Der nächste Schritt im Krieg der Zukunft beginnt in einer kleinen Hütte nicht weit entfernt von Kramatorsk. In Richtung Osten, in Richtung Front. Eine kleine Siedlung wie unzählige andere. Meist verlassene, einstöckige Häuser reihen sich an einer lehmigen Straße. An ihrer Seite steht stets ein kleines Nebengebäude, eine Werkstatt oder Hütte als Lagerplatz. In den verwilderten Gärten dahinter ragen die Äste kahler Bäume in den grauen Himmel, dahinter ziehen sich seit langem unbestellte Felder.

Zwischen Werkstatt und Wohnhaus haben Andriy und sein Team Tarnnetze gespannt. Sie wölben sich leicht. Darunter reihen sich Bodendrohnen oder Transport-Roboter.

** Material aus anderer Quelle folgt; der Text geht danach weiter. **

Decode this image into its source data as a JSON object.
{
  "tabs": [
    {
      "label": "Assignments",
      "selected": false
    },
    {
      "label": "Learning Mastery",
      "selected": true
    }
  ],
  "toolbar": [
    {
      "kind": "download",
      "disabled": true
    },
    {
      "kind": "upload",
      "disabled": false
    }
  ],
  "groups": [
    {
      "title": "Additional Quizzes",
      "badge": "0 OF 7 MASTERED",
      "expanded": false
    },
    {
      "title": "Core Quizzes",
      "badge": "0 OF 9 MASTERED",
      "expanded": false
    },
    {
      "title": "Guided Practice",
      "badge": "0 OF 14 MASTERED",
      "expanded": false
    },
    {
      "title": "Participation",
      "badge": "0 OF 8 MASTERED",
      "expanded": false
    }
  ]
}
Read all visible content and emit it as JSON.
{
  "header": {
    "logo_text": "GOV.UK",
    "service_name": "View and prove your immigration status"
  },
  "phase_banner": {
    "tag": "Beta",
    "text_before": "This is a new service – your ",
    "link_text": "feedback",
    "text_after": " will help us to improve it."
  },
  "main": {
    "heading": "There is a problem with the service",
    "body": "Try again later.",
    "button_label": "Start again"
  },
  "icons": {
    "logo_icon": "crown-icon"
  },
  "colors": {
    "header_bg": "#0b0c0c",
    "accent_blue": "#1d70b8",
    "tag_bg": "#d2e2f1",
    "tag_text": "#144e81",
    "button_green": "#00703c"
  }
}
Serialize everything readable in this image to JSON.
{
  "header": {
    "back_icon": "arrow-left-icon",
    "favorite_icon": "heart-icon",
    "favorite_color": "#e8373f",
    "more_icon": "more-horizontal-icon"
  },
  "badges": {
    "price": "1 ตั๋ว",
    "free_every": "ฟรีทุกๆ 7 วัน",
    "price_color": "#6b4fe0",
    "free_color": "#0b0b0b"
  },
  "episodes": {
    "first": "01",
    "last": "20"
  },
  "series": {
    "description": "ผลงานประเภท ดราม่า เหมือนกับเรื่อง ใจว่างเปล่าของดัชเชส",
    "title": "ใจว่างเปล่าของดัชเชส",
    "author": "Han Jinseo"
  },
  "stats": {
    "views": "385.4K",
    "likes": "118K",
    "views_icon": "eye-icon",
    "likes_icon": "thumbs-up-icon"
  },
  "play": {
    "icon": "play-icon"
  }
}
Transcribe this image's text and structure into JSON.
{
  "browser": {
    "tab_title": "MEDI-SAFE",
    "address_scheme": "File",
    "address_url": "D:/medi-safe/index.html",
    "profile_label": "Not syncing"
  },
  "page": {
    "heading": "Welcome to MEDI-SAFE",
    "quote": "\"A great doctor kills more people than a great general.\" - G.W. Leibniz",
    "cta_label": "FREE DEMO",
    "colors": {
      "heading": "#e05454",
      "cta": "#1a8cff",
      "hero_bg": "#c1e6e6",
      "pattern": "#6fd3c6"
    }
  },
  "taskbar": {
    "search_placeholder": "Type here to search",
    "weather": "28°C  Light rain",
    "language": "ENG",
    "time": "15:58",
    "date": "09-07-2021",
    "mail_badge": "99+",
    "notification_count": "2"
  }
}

Je nachdem, wie man die Gefährte taufen will. Im Fachjargon heißen sie UGVs: Unmanned Ground Vehicles, sprich „unbemannte Bodenfahrzeuge“. Manche stehen wie Panzer auf Ketten, andere auf wuchtigen Rädern. Gemeinsam haben sie den getrockneten Schlamm an den Seiten, vom letzten Einsatz im Kampfgebiet.

Über den Straßen sind Netztunnel gespannt, die vor Drohnen schützen sollen

Das liegt keine 30 Kilometer entfernt. Das bedeutet mittlerweile keine sichere Entfernung mehr. Selbst in Kramatorsk schlugen schon die ersten Drohnen ein – und das liegt wenige Kilometer weiter westlich. Wer mit dem Auto auf der nahen Hauptstraße Richtung des heftig umkämpften Kostjantyniwka unterwegs ist, erlebt eine Fahrt unter Netztunneln, die vor Drohnen schützen sollen. Jede Radumdrehung Richtung Osten bedeutet eine Zunahme an Gefahr. Kostjantyniwka selbst versinkt immer mehr in Trümmern durch Gleitbomben-Angriffe, Artilleriebeschuss und Drohnen-Attacken. Es ist eine Todeszone, die wächst und wächst.

Andriy führt zu den UGVs, den unbemannten Bodenfahrzeugen. Es sind rund ein halbes Dutzend Gefährte. Zwei Katzen schleichen zwischen Rädern und Ketten umher. Andriy streichelt eines der Tiere, bevor er zur Erklärung ausholt: „Unsere Bodendrohnen können die verschiedensten Aufgaben übernehmen. Sie transportieren zum Beispiel ferngesteuert Munition und Lebensmittel direkt in die erste Linie. Oder sie bergen Verwundete und bringen sie in halbwegs sicheres Gebiet, dort übernehmen dann die Sanitäter.“

Das Team macht die Drohnen für den Einsatz fertig.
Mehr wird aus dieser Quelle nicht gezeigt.